03.02.20

New Paper Explores the Application of ASTCT’s Grading System and Implications for Management of CAR T-cell Toxicity

A new paper published in Blood Advances compares ASTCT’s CAR T-cell toxicity grading system to other available ones, and finds the need for a universal grading system to be used across clinical trials and in clinical practice, paired with management guidelines with product-specific indications. Furthermore, it suggests ASTCT’s system should be the unifying system.

The paper “Comparing CAR T-Cell Toxicity Grading Systems: Applications of the ASTCT Grading System and Implications for Management” was published from one of the world’s leading BMT and cellular therapy institutions. In it, Dr. Martina Pennisi and her colleagues examined different grading systems for CAR-T toxicities. They found that while there are several different types of grading systems, they vary by toxicity profile and by product.

Researchers looked at 102 patients who experienced cytokine release syndrome (CRS) or immune effector cell-associated neurotoxicity syndrome (ICANS) after being treated with either 1928z CAR T-cells (for b-cell acute lymphoblastic leukemia), axicabtagene-ciloleucel or tisagenleleucel (for diffuse large B-cell lymphoma). They found each method they examined for measuring CRS or ICANS differed slightly from ASTCT’s model. Depending on the treatment guidelines clinicians used, this could result in overtreatment or undertreatment of toxicities, depending on the type of model used.

ASTCT’s grading system “proved to be easily applicable,” researchers wrote, and it largely reproduced the incidence of toxicities previously reported in clinical trials. They recommended using ASTCT’s grading system as a unifier, and that more study needs to be done regarding CRS- and ICANS-specific treatment. Doing this would ensure a standardized system, which would help appropriately determine treatment and eliminate the general confusion that exists with several different types of systems.

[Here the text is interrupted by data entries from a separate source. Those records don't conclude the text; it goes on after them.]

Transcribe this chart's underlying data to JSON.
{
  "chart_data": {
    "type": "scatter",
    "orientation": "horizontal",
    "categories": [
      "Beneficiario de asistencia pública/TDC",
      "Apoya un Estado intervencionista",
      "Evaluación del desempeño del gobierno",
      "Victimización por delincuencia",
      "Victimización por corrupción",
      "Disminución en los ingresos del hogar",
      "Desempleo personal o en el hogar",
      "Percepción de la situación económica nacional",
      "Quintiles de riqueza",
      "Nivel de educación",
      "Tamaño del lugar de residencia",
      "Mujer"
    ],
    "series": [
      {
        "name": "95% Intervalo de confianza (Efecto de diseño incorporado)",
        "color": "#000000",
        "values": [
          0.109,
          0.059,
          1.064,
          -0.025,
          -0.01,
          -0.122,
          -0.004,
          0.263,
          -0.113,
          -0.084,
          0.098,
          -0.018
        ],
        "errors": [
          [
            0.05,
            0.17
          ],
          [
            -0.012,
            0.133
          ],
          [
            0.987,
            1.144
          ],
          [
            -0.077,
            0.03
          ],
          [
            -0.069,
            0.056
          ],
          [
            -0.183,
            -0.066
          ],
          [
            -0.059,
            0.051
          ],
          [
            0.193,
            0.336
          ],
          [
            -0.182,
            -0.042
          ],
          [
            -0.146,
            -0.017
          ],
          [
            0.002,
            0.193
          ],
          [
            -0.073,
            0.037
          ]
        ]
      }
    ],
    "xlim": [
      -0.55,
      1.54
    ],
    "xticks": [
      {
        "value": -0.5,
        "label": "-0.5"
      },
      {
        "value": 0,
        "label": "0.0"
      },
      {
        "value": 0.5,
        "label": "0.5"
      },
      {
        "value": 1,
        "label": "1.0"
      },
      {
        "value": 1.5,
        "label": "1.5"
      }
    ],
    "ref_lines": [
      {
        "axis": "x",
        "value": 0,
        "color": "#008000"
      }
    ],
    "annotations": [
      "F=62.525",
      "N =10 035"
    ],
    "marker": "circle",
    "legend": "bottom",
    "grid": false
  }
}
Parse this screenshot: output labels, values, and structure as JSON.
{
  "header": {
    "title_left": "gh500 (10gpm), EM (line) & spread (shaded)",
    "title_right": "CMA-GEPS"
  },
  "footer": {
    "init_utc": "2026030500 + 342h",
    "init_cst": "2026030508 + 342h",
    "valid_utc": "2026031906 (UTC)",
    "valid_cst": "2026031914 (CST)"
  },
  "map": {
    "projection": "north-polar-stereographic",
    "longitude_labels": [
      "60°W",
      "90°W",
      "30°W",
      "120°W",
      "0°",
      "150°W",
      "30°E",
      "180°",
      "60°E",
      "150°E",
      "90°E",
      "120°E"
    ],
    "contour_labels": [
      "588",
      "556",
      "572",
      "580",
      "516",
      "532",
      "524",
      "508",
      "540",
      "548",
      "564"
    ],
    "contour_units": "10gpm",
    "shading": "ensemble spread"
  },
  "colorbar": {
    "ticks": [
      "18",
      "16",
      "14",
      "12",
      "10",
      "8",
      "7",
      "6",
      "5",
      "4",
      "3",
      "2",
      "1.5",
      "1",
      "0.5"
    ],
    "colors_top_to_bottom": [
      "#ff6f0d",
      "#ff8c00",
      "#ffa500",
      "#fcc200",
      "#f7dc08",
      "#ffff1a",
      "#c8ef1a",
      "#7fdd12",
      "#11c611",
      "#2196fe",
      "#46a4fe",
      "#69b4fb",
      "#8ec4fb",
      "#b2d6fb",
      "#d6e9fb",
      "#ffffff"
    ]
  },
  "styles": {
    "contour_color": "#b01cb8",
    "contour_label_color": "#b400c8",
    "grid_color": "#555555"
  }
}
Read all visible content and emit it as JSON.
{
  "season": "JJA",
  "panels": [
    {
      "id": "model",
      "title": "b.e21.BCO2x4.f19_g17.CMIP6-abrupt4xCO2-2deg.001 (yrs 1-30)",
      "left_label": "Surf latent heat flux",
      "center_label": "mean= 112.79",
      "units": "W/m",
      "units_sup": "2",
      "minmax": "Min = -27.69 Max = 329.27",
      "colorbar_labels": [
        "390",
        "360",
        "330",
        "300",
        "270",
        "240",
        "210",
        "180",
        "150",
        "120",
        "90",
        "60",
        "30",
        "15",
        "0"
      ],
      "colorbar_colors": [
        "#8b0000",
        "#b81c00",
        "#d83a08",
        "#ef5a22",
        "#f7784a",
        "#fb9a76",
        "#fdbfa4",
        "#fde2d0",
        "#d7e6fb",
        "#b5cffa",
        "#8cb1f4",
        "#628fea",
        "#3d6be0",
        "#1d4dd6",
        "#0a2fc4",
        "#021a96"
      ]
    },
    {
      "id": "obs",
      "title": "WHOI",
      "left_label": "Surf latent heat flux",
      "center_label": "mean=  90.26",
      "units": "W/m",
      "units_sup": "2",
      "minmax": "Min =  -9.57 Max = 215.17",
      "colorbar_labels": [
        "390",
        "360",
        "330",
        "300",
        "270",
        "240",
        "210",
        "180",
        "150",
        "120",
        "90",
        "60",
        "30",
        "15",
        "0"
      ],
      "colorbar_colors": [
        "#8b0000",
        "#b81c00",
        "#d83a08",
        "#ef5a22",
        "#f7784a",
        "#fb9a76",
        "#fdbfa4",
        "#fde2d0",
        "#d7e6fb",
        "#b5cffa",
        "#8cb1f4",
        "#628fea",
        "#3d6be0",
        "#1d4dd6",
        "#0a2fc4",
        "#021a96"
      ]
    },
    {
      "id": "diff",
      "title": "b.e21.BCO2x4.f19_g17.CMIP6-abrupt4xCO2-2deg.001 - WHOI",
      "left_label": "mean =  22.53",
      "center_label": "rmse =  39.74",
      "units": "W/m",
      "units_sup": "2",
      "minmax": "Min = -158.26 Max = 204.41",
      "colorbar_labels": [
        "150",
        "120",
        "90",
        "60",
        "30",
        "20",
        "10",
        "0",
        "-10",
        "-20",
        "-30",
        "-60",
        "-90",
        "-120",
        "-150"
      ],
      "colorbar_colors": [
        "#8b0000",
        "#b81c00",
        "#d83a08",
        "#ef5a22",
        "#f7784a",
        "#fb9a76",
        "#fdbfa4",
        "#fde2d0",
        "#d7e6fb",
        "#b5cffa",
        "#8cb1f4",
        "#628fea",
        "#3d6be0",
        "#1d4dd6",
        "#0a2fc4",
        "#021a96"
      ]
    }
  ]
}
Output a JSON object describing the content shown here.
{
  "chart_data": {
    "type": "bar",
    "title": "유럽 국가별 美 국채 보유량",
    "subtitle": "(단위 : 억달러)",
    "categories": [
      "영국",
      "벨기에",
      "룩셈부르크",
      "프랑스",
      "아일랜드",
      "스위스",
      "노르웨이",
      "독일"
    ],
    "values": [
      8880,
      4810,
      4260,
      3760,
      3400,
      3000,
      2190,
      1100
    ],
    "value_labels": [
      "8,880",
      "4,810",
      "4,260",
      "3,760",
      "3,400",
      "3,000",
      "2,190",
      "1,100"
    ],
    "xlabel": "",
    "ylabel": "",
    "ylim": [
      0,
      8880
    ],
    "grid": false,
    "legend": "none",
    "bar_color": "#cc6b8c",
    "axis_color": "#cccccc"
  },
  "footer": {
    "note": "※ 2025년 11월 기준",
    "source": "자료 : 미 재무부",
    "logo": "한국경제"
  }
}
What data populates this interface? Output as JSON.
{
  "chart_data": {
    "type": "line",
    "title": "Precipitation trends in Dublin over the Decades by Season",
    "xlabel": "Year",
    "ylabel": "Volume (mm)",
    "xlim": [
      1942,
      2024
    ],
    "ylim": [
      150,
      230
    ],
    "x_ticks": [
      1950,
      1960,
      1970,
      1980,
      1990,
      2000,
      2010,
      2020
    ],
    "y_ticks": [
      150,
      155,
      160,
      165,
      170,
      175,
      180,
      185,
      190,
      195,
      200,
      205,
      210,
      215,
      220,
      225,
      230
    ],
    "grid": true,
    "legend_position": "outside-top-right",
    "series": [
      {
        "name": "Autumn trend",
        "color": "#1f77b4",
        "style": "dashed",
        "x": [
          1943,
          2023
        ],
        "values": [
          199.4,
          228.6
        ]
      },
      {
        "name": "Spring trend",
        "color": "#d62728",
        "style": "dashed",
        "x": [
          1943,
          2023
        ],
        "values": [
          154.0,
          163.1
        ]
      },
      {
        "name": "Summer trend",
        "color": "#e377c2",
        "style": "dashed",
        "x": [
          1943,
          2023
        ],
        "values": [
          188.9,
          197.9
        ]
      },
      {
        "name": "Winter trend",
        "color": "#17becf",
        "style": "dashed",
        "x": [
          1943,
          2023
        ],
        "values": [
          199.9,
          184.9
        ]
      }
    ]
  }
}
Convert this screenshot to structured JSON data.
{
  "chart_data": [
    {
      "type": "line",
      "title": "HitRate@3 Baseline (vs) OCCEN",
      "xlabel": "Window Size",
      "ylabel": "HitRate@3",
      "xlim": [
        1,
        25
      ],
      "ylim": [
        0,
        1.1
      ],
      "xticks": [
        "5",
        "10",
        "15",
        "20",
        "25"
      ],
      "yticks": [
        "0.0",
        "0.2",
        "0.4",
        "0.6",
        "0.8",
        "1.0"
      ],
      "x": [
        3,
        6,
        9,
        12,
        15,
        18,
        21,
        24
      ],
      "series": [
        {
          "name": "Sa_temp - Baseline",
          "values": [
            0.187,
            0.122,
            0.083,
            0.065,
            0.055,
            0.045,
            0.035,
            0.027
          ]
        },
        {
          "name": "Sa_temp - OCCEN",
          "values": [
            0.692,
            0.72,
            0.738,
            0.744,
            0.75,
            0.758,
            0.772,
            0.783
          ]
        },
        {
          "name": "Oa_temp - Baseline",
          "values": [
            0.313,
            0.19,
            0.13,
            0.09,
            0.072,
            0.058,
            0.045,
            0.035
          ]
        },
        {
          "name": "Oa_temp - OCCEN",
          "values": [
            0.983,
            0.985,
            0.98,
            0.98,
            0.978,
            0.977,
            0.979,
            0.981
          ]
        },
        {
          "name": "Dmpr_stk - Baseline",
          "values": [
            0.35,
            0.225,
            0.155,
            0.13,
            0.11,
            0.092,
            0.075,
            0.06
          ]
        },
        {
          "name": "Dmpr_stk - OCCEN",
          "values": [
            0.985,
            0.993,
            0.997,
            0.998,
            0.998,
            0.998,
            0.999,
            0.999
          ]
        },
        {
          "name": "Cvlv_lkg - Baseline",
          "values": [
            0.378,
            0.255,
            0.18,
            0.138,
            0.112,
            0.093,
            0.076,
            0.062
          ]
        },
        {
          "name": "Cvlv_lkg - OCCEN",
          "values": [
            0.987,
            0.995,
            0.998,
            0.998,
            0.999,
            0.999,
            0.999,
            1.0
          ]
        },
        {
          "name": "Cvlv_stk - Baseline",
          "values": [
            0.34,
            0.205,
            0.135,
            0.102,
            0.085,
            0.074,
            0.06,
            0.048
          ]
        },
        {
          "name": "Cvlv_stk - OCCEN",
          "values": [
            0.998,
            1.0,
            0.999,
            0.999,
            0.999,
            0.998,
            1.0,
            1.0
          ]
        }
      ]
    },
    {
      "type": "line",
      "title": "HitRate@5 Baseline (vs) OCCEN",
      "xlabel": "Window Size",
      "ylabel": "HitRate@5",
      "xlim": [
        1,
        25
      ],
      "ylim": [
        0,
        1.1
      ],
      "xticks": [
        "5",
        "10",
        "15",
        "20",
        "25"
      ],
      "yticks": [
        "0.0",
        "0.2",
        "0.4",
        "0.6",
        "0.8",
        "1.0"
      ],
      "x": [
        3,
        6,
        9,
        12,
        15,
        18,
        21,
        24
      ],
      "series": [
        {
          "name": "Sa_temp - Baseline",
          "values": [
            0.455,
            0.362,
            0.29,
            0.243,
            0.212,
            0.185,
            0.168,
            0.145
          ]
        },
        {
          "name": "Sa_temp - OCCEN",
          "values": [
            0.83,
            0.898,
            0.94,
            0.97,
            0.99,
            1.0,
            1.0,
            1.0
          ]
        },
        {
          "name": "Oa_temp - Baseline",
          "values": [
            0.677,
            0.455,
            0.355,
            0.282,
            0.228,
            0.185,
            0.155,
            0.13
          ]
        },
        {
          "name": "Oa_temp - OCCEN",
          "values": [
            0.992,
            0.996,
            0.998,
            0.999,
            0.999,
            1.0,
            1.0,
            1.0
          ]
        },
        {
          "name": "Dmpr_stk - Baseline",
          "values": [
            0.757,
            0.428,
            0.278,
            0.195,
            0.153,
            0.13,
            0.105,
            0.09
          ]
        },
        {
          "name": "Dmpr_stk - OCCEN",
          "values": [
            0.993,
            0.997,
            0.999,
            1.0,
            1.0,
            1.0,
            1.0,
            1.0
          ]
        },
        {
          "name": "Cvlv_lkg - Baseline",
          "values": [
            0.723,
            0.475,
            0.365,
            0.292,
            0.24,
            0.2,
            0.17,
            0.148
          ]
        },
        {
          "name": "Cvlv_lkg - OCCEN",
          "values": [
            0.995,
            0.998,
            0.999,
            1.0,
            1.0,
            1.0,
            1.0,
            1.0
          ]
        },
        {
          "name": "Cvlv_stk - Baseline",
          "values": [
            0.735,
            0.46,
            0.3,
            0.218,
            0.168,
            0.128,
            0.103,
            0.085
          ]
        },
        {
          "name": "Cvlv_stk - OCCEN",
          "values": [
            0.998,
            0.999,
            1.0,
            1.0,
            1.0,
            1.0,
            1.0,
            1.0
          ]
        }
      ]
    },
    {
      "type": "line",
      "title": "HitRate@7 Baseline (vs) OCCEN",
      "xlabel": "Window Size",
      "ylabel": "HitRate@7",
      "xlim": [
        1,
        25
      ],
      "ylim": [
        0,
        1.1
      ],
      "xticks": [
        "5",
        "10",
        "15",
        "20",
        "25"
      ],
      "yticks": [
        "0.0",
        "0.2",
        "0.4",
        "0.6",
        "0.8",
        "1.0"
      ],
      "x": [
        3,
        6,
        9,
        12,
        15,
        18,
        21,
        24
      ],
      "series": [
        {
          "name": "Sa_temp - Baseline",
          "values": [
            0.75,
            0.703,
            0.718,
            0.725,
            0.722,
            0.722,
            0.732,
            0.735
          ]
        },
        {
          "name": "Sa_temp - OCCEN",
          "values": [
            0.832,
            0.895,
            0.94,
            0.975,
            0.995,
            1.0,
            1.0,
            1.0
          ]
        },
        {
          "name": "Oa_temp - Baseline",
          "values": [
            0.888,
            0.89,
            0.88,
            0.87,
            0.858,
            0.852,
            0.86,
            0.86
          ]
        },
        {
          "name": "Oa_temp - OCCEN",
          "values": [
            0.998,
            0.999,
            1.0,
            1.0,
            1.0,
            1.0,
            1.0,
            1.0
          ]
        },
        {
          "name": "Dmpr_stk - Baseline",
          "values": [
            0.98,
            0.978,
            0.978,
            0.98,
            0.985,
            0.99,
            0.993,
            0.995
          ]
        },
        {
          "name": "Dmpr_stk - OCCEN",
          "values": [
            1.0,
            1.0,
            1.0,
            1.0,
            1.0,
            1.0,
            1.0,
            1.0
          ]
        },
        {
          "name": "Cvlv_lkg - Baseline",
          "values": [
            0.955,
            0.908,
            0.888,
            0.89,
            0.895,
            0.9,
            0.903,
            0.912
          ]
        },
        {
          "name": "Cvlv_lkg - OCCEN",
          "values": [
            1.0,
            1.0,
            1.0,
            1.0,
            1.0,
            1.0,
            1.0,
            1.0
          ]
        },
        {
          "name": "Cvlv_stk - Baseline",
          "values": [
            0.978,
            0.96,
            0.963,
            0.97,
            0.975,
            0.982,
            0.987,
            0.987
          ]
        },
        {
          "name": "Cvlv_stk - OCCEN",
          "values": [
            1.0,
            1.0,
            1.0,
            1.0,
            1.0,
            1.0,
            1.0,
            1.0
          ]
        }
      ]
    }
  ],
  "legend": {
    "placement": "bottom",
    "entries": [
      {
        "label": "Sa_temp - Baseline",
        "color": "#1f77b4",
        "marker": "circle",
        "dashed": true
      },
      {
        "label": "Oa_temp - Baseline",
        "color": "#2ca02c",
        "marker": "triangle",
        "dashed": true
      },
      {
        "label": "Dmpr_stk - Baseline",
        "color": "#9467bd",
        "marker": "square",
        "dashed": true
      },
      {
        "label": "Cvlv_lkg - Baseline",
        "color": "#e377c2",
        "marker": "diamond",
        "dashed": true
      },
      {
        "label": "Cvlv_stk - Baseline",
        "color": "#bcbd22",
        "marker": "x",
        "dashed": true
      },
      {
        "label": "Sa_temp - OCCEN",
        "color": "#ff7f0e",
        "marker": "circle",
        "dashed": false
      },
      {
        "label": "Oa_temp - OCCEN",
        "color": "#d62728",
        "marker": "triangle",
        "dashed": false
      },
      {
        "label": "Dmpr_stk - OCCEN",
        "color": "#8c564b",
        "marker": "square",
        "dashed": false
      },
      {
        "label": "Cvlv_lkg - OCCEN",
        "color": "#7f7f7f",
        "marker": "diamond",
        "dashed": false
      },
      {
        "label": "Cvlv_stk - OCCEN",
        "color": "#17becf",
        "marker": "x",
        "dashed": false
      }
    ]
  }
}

Dr. Miguel Perales, Deputy Chief of the Adult Bone Marrow Transplantation Service at Memorial Sloan Kettering and senior author of the study, made the following comment: “We designed this study to assess how the new ASTCT consensus grading compared to previously used systems and showed that a uniform grading system was needed to be able to compare side effects across studies and in different patient populations.  Furthermore the use of multiple different systems in patients treated in a single clinical unit and the existence of multiple treatment guidelines could expose patients to delayed treatment or over treatment.”